It was a wonderful thought. But at the second knock at the door—this one an ominous pounding of meaty fist against heavy wood—I realized how far away it was.

“Villagers with torches?” Ethan said, only partly joking.

Not villagers,
I guessed, given the hot animal magic that began to seep into the house.

Shifters.

***

Half a dozen shifters to be exact, standing in the front yard like a gang of regulators come to mete out justice in the Wild West.

Ethan and I stood alone on the porch, katanas at the ready. And since we were outnumbered and probably outmagicked, with bluffing skills at the ready. My expression was fierce and determined, even if my heart beat like the wings of a small bird inside my chest.

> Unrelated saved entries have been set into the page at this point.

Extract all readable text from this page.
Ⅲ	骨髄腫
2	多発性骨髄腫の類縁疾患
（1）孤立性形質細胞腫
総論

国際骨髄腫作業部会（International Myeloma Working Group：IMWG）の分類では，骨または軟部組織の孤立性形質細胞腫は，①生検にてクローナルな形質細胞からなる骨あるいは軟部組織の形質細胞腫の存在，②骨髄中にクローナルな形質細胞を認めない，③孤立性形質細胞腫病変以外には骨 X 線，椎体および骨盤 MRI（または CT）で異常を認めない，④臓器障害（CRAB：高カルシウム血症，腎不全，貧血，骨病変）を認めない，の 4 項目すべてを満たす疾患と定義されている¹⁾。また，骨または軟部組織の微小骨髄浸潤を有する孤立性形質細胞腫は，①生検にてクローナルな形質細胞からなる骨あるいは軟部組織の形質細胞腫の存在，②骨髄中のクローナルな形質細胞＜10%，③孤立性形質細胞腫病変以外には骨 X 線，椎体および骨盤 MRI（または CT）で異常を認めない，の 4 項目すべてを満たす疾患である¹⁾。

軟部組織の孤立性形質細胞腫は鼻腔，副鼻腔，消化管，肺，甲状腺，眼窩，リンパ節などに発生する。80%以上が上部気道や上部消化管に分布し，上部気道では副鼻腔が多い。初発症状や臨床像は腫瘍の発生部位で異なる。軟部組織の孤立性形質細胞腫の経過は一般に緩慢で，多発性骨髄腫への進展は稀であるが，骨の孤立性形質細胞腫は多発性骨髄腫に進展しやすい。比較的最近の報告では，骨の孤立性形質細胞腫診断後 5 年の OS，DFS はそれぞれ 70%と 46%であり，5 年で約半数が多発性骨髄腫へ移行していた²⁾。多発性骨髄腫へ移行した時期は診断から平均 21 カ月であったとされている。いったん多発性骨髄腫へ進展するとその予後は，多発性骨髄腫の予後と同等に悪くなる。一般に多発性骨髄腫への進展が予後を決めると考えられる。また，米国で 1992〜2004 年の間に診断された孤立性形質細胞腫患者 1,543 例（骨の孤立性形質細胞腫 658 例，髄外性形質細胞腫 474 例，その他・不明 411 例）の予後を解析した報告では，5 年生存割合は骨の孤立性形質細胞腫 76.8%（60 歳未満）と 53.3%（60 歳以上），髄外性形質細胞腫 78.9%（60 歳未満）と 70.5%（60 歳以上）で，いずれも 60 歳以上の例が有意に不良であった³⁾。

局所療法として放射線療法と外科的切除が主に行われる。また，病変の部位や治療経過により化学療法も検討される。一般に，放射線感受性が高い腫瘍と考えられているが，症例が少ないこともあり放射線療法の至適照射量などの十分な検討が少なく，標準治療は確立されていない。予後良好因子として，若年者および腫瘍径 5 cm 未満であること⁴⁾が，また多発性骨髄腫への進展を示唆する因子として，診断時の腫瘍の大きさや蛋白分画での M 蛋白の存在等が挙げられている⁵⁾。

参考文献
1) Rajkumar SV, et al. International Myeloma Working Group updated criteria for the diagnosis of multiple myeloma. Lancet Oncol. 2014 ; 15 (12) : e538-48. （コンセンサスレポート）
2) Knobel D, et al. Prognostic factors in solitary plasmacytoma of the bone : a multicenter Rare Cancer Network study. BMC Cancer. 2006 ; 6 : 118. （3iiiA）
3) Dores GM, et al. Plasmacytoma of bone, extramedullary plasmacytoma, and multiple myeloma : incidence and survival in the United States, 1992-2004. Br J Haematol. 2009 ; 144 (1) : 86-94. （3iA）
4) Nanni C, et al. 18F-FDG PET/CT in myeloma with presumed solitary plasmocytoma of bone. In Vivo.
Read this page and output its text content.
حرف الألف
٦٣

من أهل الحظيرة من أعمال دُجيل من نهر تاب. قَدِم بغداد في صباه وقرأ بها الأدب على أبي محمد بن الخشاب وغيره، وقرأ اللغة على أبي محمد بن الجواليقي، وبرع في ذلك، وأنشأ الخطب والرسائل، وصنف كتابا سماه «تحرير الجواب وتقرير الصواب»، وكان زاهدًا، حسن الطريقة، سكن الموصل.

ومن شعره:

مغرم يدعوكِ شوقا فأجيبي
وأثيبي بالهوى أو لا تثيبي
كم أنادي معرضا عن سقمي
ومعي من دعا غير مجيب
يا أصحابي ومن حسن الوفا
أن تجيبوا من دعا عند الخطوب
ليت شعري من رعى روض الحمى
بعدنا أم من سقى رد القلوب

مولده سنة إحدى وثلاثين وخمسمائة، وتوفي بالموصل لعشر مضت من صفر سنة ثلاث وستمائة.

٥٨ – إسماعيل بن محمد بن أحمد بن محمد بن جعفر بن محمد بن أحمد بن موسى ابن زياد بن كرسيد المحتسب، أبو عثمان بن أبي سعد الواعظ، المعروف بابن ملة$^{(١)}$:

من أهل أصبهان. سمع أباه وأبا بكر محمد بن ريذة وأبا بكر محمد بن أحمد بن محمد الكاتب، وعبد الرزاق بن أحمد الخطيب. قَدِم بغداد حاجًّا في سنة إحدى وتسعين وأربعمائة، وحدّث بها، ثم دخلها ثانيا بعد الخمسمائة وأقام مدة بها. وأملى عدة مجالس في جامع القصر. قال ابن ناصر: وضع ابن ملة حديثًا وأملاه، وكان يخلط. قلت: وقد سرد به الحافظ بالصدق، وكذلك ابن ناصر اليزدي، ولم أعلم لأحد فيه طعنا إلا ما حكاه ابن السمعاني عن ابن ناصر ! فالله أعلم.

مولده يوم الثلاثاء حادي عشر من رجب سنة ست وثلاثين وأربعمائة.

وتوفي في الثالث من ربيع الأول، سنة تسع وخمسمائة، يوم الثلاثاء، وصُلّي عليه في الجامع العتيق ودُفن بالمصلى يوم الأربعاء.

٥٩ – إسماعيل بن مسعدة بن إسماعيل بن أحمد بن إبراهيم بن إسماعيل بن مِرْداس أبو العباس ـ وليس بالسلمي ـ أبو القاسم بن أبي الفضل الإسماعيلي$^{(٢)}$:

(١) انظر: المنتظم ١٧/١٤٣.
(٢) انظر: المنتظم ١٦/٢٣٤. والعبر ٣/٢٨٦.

A shifter stepped forward, and he cut an imposing figure. Broad-shouldered enough to be a defensive lineman, with a square jaw and deep-set eyes, his hair long, thick, and multi-shaded, threads of brown and blond mixed together. His brows and stubble were darker, his eyes ice blue and swirling with knowledge, with power. I'd have put his age at twenty-eight.

The rest of the shifters—men in a variety of ages—bore a passing resemblance to him and shared his ferocity. Their magic, animal and raw, vibrated just enough to hint they were fully armed.

Guns,
I silently reported.

But Ethan wasn't intimidated by weapons, shifters, or most anyone else. His expression was utterly bland. “And you are?”

“Rowan McKenzie. We're here for the bloodsucker.”

“McKenzie,” Ethan repeated, ignoring the demand and the epithet. “You're related to Taran?”

“Rowan is Taran's cousin,” Nessa said. Ethan kept his gaze on Taran, but I looked back, found her in the doorway behind us. She stepped forward, walked across the porch to stand beside us.

The contrast between us and them—between cold and pale vampires and sun-kissed and golden-skinned shifters—was undeniable.

“The rest of them are McKenzies, as well,” she added. “Apparently Rowan believed he needed to bring his crew.”

“My cousin is dead,” Rowan said, and at that the rest of the shifters slapped their hands against their hearts and screamed to the sky. The sound—full of grief and anger and jagged magic—raised the hair on the back of my neck. And not in a good way.

“My
husband
is dead!” Nessa called back. “My lover. My mate. Someone
murdered
him in our home.”

“Someone did,” Rowan agreed, his eyes on her. “Tom told us Taran was killed. We know you did it, and we're here to bring you to justice.”

“I didn't kill my husband,” she said, now an edge in her voice as grief transmuted to anger.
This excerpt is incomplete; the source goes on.